Dense Wave Division Multiplexers (DWDM) are used to multiplex optical signals at various wavelengths onto a single fiber strand for transport across an optical network at speeds from OC-48 to OC-192. Each wavelength can run at speeds of up to 10 Gbps. Current optical systems can multiplex as many as 100 wavelengths or channels per fiber strand which is almost 1 Terabit (1000 Gbps) aggregate speed. Current efforts are focused on developing multi-terabit transport on 1 fiber strand. This technology is somewhat of a demarcation between the fastest enterprise core networks and the long haul ISP core networks which aggregate hundreds of enterprise customers. The enterprise customer can connect with DWDM networks using ATM switches and IP routers with OC-48 interfaces. Public and private SONET network providers have rings that connect using equipment with interfaces running at OC-48 speeds as well. The Cisco 12016 Gigabit switch router is available with OC-48 interfaces. Companies today are utilizing 400 OC-48 router interfaces at the 12016 to build a Terabit WAN core.

Data Link Switching (DLSW+)

Data Link Switching is a Layer 2 protocol used for encapsulating SNA frames across an IP WAN. It is an IP encapsulation method that integrates SNA workstations and servers with the IP enterprise network. Encapsulation of SNA is required since there is no Layer 3 addressing defined with its protocol stack. Routers that are configured with DLSW+ will establish peer relationships with local and remote DLSW+ routers. Each SNA Frame is encapsulated in an IP packet before it is sent across the WAN to a peer router configured with DLSW+. Each local router will terminate LLC2 data link layer frames from each workstation and send local acknowledgments to each local workstation as packets are sent and received.
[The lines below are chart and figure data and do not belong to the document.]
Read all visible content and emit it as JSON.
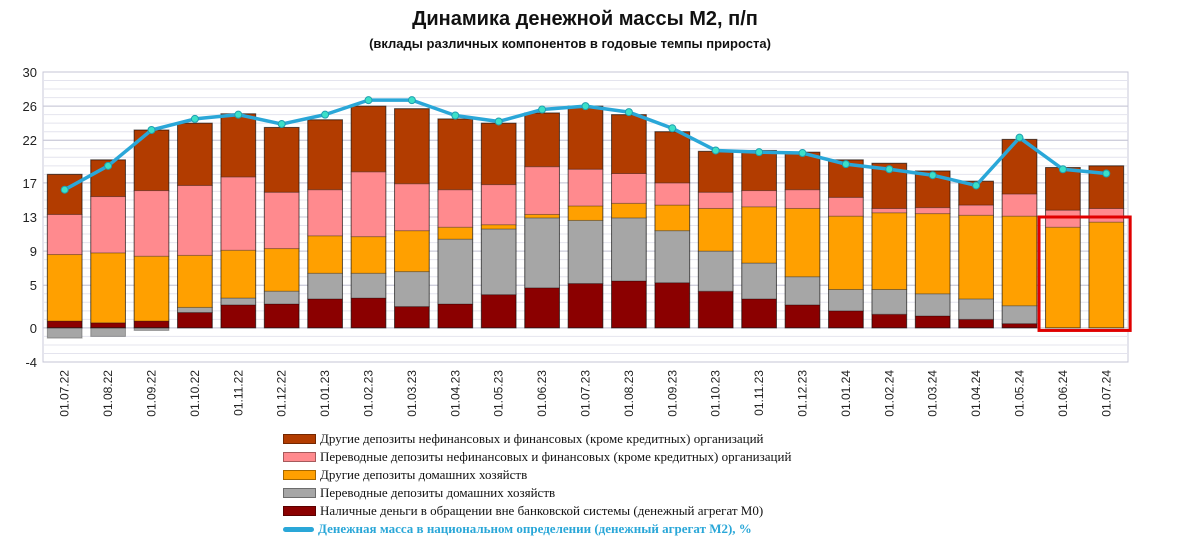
{
  "chart_data": {
    "type": "bar",
    "stacked": true,
    "title": "Динамика денежной массы М2, п/п",
    "subtitle": "(вклады различных компонентов в годовые темпы прироста)",
    "xlabel": "",
    "ylabel": "",
    "ylim": [
      -4,
      30
    ],
    "yticks": [
      -4,
      0,
      5,
      9,
      13,
      17,
      22,
      26,
      30
    ],
    "grid": true,
    "legend_position": "bottom",
    "categories": [
      "01.07.22",
      "01.08.22",
      "01.09.22",
      "01.10.22",
      "01.11.22",
      "01.12.22",
      "01.01.23",
      "01.02.23",
      "01.03.23",
      "01.04.23",
      "01.05.23",
      "01.06.23",
      "01.07.23",
      "01.08.23",
      "01.09.23",
      "01.10.23",
      "01.11.23",
      "01.12.23",
      "01.01.24",
      "01.02.24",
      "01.03.24",
      "01.04.24",
      "01.05.24",
      "01.06.24",
      "01.07.24"
    ],
    "series": [
      {
        "name": "Наличные деньги в обращении вне банковской системы (денежный агрегат М0)",
        "color": "#8b0000",
        "values": [
          0.8,
          0.6,
          0.8,
          1.8,
          2.7,
          2.8,
          3.4,
          3.5,
          2.5,
          2.8,
          3.9,
          4.7,
          5.2,
          5.5,
          5.3,
          4.3,
          3.4,
          2.7,
          2.0,
          1.6,
          1.4,
          1.0,
          0.5,
          0.0,
          0.0
        ]
      },
      {
        "name": "Переводные депозиты домашних хозяйств",
        "color": "#a6a6a6",
        "values": [
          -1.2,
          -1.0,
          -0.3,
          0.6,
          0.8,
          1.5,
          3.0,
          2.9,
          4.1,
          7.6,
          7.7,
          8.2,
          7.4,
          7.4,
          6.1,
          4.7,
          4.2,
          3.3,
          2.5,
          2.9,
          2.6,
          2.4,
          2.1,
          0.0,
          0.0
        ]
      },
      {
        "name": "Другие депозиты домашних хозяйств",
        "color": "#ffa000",
        "values": [
          7.8,
          8.2,
          7.6,
          6.1,
          5.6,
          5.0,
          4.4,
          4.3,
          4.8,
          1.4,
          0.5,
          0.4,
          1.7,
          1.7,
          3.0,
          5.0,
          6.6,
          8.0,
          8.6,
          9.0,
          9.4,
          9.8,
          10.5,
          11.8,
          12.4
        ]
      },
      {
        "name": "Переводные депозиты нефинансовых и финансовых (кроме кредитных)  организаций",
        "color": "#ff8a8e",
        "values": [
          4.7,
          6.6,
          7.7,
          8.2,
          8.6,
          6.6,
          5.4,
          7.6,
          5.5,
          4.4,
          4.7,
          5.6,
          4.3,
          3.5,
          2.6,
          1.9,
          1.9,
          2.2,
          2.2,
          0.5,
          0.7,
          1.2,
          2.6,
          2.0,
          1.6
        ]
      },
      {
        "name": "Другие депозиты нефинансовых и финансовых (кроме кредитных)  организаций",
        "color": "#b23c00",
        "values": [
          4.7,
          4.3,
          7.1,
          7.3,
          7.4,
          7.6,
          8.2,
          7.7,
          8.8,
          8.3,
          7.2,
          6.3,
          7.4,
          6.9,
          6.0,
          4.8,
          4.7,
          4.4,
          4.4,
          5.3,
          4.3,
          2.8,
          6.4,
          5.0,
          5.0
        ]
      }
    ],
    "line": {
      "name": "Денежная масса в национальном  определении  (денежный агрегат  М2), %",
      "color": "#2aa7d8",
      "values": [
        16.2,
        19.0,
        23.2,
        24.5,
        25.0,
        23.9,
        25.0,
        26.7,
        26.7,
        24.9,
        24.2,
        25.6,
        26.0,
        25.3,
        23.4,
        20.8,
        20.6,
        20.5,
        19.2,
        18.6,
        17.9,
        16.7,
        22.3,
        18.6,
        18.1
      ]
    }
  },
  "legend": {
    "items": [
      {
        "label": "Другие депозиты нефинансовых и финансовых (кроме кредитных)  организаций",
        "color": "#b23c00",
        "kind": "bar"
      },
      {
        "label": "Переводные депозиты нефинансовых и финансовых (кроме кредитных)  организаций",
        "color": "#ff8a8e",
        "kind": "bar"
      },
      {
        "label": "Другие депозиты домашних хозяйств",
        "color": "#ffa000",
        "kind": "bar"
      },
      {
        "label": "Переводные депозиты домашних хозяйств",
        "color": "#a6a6a6",
        "kind": "bar"
      },
      {
        "label": "Наличные деньги в обращении вне банковской системы (денежный агрегат М0)",
        "color": "#8b0000",
        "kind": "bar"
      },
      {
        "label": "Денежная масса в национальном  определении  (денежный агрегат  М2), %",
        "color": "#2aa7d8",
        "kind": "line"
      }
    ]
  },
  "highlight": {
    "from_category": "01.06.24",
    "to_category": "01.07.24",
    "color": "#e00000"
  }
}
That eliminates LLC2 timeout issues that can occur between workstation and server when acknowledgments must travel across a congested WAN circuit.
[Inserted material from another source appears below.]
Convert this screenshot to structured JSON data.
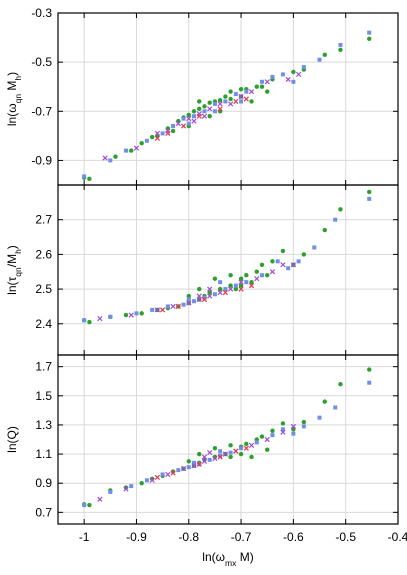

SNA is connection-oriented and must receive data link acknowledgments every few seconds or the session will timeout. Bridge protocols such as Source Route Bridging (SRB) limit the number of bridges and rings that an SNA packet can span. There is no issue with the number of Rings utilized with DLSW+ since the RIF field is terminated at the router. DLSW+ integrates many different data link technologies such as Ethernet, Token Ring, SDLC and Frame Relay. There is a translation as well between different frame types such as Ethernet and Token Ring at each router for those data link technologies. Promiscuous mode is configured at DLSW+ routers which allows for many connections from remote peer routers. An example would be 7500 Data Center routers that have peer connections from many distribution offices.